22 april 2019 - 4 min. lezen 5 reacties

Afgelopen vijftig jaar is het in de Benelux steeds zonniger geworden. Het is een trend die zich nog steeds voortzet: er gaat bijna geen maand meer voorbij waarin de hoeveelheid zonuren onder de klimatologische norm ligt. Het overgrote deel van de maanden kent (forse) afwijkingen naar boven. De vraag is: hoe kan dit?

Aerosolen

Het antwoord op die vraag zit hem in de hoeveelheid stofdeeltjes die zich in de lucht bevindt. In vooral de onderste helft van de atmosfeer dwarrelen allerlei van dit soort stofdeeltjes rond. Sommige ontstaan door toedoen van natuurlijke processen (zandstormen, opspattend zeezout, pollen, vulkaanuitbarstingen), andere ontstaan door menselijk ingrijpen (roet door verbranding, houtkap, industrie en verkeer).

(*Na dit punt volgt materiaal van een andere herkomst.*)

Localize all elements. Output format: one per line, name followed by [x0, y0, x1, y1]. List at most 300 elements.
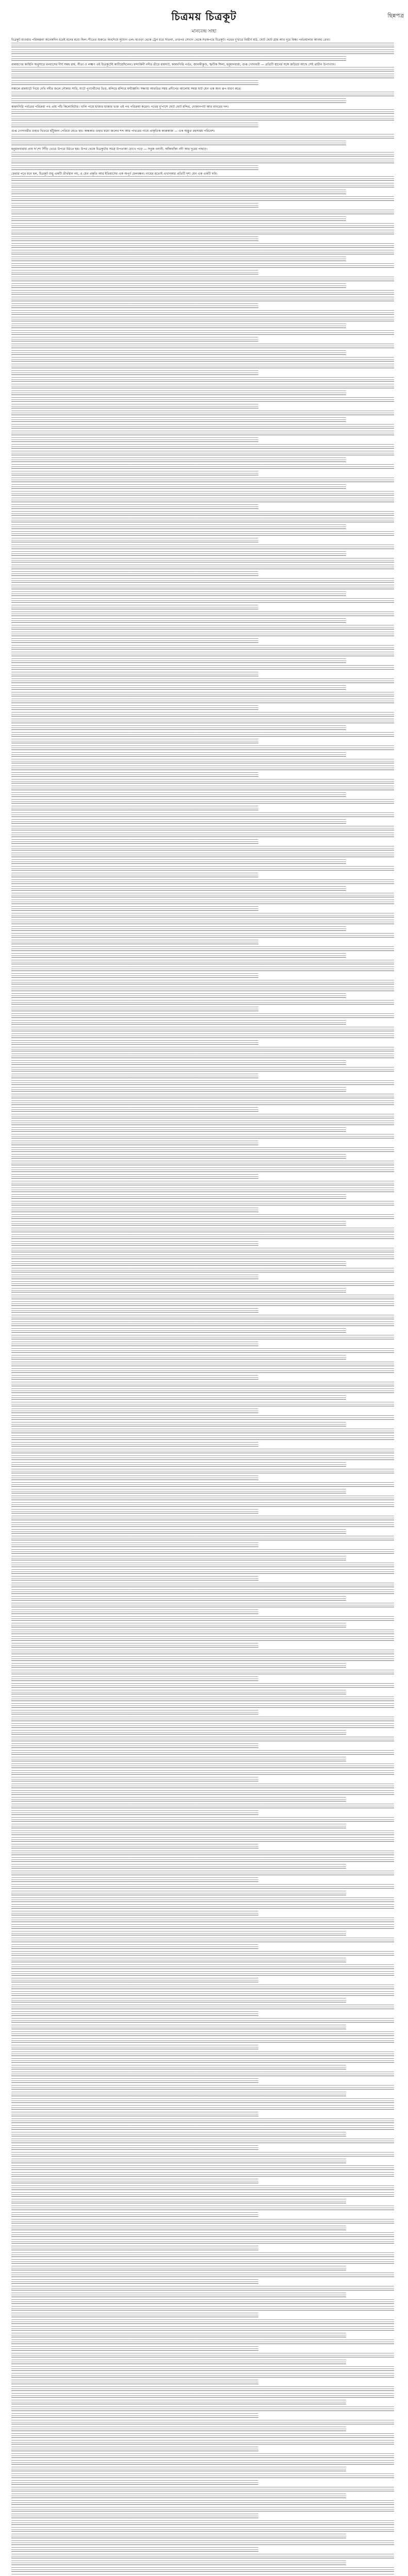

Ze zijn piepklein, zo’n 0,2 tot 200 micrometer, waardoor ze als afzonderlijk deeltje niet zichtbaar zijn met het blote oog. Wel kunnen ze de lucht soms wazig, nevelig en gelig van kleur maken. Dit gebeurt vooral als ze in grote getale in de lucht voorkomen. We hebben het hier over de zogenaamde aerosolen.

zandstorm
Tot de natuurlijke aerosolen behoort onder andere woestijnzand dat in de atmosfeer terecht komt tijdens zandstormen.
smog
Aerosolen zijn, wanneer in grote hoeveelheid aanwezig, herkenbaar aan een wazige gloed in de lucht. In het meest extreme geval kan een ophoping van menselijke aerosolen leiden tot smog, zoals hier in Kuala Lumpur (Maleisië).

Condensatiekern

Aerosolen vormen een condensatiekern voor water. Zonder aerosolen zou waterdamp niet kunnen condenseren en zouden wolken en mist theoretisch niet mogelijk zijn. Hoe minder aerosolen in de lucht, des te zonniger. Op die manier zijn ze dus essentieel voor het klimaat en het leven op aarde.

mist
Water heeft condensatiekernen nodig om bewolking en mist te kunnen vormen. Aerosolen vormen deze benodigde condensatiekernen.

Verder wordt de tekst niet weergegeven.